# [solved] Stage-1 install pro&contra; tutorial?

## ttyuser

Da ich gentoo von den Sourcen installieren werde, wollte ich mal genauer nach dem Stage 1 fragen. Was hat das für Vorteile? Gibt es hierzu HowTo's? In den FAQ's wird ja nur ganz kurz angeschnitten, dass die Skripte angepasst werden müssen.

Ich arbeite gerne nach der "try&error - find&solv - retry&error" Methode... Studenten haben ja Zeit  :Very Happy: Last edited by ttyuser on Wed Feb 13, 2008 12:32 pm; edited 1 time in total

----------

## STiGMaTa_ch

Vergiss Stage 1

- Du lernst nicht mehr oder weniger als wenn du Stage 3 verwendest.

- Der Zeitaufwand für das kompilieren steigt enorm, bringt im Endeffekt aber nicht mehr.

Stage 1 wird Hauptsächlich von Developern benötigt um ein Stage 3 zu erzeugen. Ausserdem glaube ich, dass für eine Cross Compile Umgebung ebenfalls mit einer Stage 1 begonnen wird?

Falls du aber doch unbedingt Stage1 machen willst:

http://www.gentoo.org/doc/de/faq.xml#stage12

Lieber Gruss

STiGMaTa

----------

## sprittwicht

Soweit ich weiß wird Stage 1 offiziell gar nicht mehr unterstützt.

Geh den einfachen Weg und mach ne Stage 3 - Installation. Das "aktuelle" Profil (2007.0) ist ohnehin so veraltet, dass das anschließende world-Update (nach Anpassen von USE- und C-Flags) quasi einer Stage 1 - Installation gleichkommt.

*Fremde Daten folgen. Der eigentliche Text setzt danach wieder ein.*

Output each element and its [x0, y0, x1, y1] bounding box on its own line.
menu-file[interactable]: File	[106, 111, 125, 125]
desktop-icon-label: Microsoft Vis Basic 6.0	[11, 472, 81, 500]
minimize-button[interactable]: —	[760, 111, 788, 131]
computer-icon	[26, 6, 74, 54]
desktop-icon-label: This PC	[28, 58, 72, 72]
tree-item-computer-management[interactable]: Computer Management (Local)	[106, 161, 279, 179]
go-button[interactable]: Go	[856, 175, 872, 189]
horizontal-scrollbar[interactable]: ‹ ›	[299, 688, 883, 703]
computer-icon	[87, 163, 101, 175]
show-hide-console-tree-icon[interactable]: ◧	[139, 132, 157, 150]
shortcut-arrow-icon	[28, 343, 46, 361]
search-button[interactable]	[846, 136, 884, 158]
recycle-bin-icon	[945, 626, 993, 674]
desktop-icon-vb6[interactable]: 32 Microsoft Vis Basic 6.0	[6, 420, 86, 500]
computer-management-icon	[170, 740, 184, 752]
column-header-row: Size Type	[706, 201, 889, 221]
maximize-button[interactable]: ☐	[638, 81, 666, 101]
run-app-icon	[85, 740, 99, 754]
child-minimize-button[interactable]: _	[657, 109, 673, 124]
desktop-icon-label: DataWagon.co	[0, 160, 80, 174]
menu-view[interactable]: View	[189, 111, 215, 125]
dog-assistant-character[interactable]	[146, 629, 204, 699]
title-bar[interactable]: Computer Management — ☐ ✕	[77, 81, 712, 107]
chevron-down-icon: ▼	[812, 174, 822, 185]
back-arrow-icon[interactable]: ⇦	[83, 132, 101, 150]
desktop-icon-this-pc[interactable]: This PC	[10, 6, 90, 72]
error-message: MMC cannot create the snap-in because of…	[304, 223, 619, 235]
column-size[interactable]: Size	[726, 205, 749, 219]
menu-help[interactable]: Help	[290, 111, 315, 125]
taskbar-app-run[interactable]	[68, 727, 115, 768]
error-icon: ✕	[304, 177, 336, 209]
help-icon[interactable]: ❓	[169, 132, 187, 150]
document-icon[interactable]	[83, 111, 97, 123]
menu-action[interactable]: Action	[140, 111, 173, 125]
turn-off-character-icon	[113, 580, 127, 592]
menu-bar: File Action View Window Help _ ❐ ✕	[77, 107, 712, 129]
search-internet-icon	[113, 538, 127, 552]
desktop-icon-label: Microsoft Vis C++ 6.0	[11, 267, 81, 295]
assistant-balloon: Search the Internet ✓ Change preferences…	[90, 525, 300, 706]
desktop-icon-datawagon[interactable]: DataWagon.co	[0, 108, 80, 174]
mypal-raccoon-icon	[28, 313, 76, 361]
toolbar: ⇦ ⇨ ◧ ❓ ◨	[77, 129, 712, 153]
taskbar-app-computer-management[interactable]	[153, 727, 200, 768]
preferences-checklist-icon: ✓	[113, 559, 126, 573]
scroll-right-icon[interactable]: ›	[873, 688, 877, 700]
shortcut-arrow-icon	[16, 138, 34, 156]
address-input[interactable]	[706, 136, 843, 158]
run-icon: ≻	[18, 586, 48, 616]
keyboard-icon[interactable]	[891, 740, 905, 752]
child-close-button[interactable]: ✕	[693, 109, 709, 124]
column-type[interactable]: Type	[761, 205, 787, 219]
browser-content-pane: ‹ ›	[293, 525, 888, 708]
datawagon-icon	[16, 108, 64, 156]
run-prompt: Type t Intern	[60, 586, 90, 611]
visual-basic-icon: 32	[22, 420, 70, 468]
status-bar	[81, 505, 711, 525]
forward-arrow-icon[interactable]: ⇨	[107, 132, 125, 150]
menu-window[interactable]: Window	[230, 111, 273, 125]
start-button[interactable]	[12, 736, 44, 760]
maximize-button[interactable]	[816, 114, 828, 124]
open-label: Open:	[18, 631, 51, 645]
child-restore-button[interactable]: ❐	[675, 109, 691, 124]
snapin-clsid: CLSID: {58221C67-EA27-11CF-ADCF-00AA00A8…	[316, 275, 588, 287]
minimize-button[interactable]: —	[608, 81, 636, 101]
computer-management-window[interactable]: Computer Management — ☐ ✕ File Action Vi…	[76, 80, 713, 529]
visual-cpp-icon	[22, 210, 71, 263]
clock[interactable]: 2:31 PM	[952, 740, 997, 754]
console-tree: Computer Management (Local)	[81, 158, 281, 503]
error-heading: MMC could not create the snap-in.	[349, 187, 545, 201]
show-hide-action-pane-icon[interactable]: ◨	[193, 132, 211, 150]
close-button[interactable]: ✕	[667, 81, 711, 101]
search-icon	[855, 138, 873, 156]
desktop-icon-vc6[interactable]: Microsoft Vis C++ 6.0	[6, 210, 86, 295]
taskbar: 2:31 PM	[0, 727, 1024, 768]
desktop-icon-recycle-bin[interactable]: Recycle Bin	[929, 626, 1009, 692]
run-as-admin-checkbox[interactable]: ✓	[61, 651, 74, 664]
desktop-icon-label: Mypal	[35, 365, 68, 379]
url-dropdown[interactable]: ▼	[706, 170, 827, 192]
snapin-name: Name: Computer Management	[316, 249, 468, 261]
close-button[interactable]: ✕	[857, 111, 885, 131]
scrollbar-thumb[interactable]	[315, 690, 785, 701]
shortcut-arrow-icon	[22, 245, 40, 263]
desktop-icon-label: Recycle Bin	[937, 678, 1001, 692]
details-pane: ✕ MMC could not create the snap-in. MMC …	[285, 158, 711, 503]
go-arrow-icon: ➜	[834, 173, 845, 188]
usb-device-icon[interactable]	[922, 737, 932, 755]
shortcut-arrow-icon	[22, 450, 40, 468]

Stage 3 geht verdammt fix, da würd ich mir echt kein Scriptgefuckel für einen nicht unterstützten Stage 1 - Weg antun.

----------

## ttyuser

Danke, ich hab's aus dem Kopf geblasen und nehme die stage3.

----------

## Polynomial-C

Wobei noch hinzukommt, daß man beim Installieren via stage1 immer noch über ein Problem mit perl stolpert, wenn man zum ersten Mal ein "emerge -e system" macht. Spätestens die coreutils werden über eine fehlende perl-Datei mosern und die Installation abbrechen. Diese Datei hat man erst im System, wenn man manuell perl oder libperl (ich glaube es war libperl, bin mir aber nicht sicher) nachinstalliert und erst danach lassen sich die coreutils installieren. Wenn man gleich zu Anfang noch heftig an den USE flags rumschraubt, kann sogar noch schlimmeres rauskommen.   :Wink: 

----------

## ocin

naja, stage 1 und 3 kommen vom zeitaufwand aufs gleiche raus bei einem neueren rechner da die stages sehr alt sind und man eigentlich auch alles updaten muss. ich habe bisher nur stage 1 installiert meine aktuelle installation ist aber stage 3, jedoch mit den strages von drobbins (funtoo.org/linux)

maximum rice = stage 1

normale gantoo installation = stage 3

----------

## schachti

 *most.idiot wrote:*   

> maximum rice = stage 1

 

Nö - das gleiche Ergebnis erzielt man mit stage 3, setzen der CFLAGS/USE flags/whatever und anschliessendem emerge -e world.

----------

## Polynomial-C

Allerdings einen Vorteil hat eine stage1 Installation. Man rasselt nicht in so blöde Sachen wie das expat-1 --> expat-2 update   :Very Happy: 

----------

## ttyuser

 *Polynomial-C wrote:*   

> Allerdings einen Vorteil hat eine stage1 Installation. Man rasselt nicht in so blöde Sachen wie das expat-1 --> expat-2 update  

 

Äh... was ist das?

----------

## franzf

 *ttyuser wrote:*   

>  *Polynomial-C wrote:*   Allerdings einen Vorteil hat eine stage1 Installation. Man rasselt nicht in so blöde Sachen wie das expat-1 --> expat-2 update   
> 
> Äh... was ist das?

 

hehe, das hab ich grad in deinen anderen Post geantwortet (ohne von dem hier zu wissen  :Wink: )

----------

## musv

Ich hatte vor ca. 1 Jahre zum letzten Mal eine Gentoo-Installation gemacht. War eine stage1. 

Anleitung hier:

https://forums.gentoo.org/viewtopic-t-570632.html

Damit ging's bei mir problemlos. Mit der stage3 hatte ich so meine Probleme. Zeitaufwand ist für die stage1 übrigens auch nicht höher als für stage3 mit anschließendem System-Update.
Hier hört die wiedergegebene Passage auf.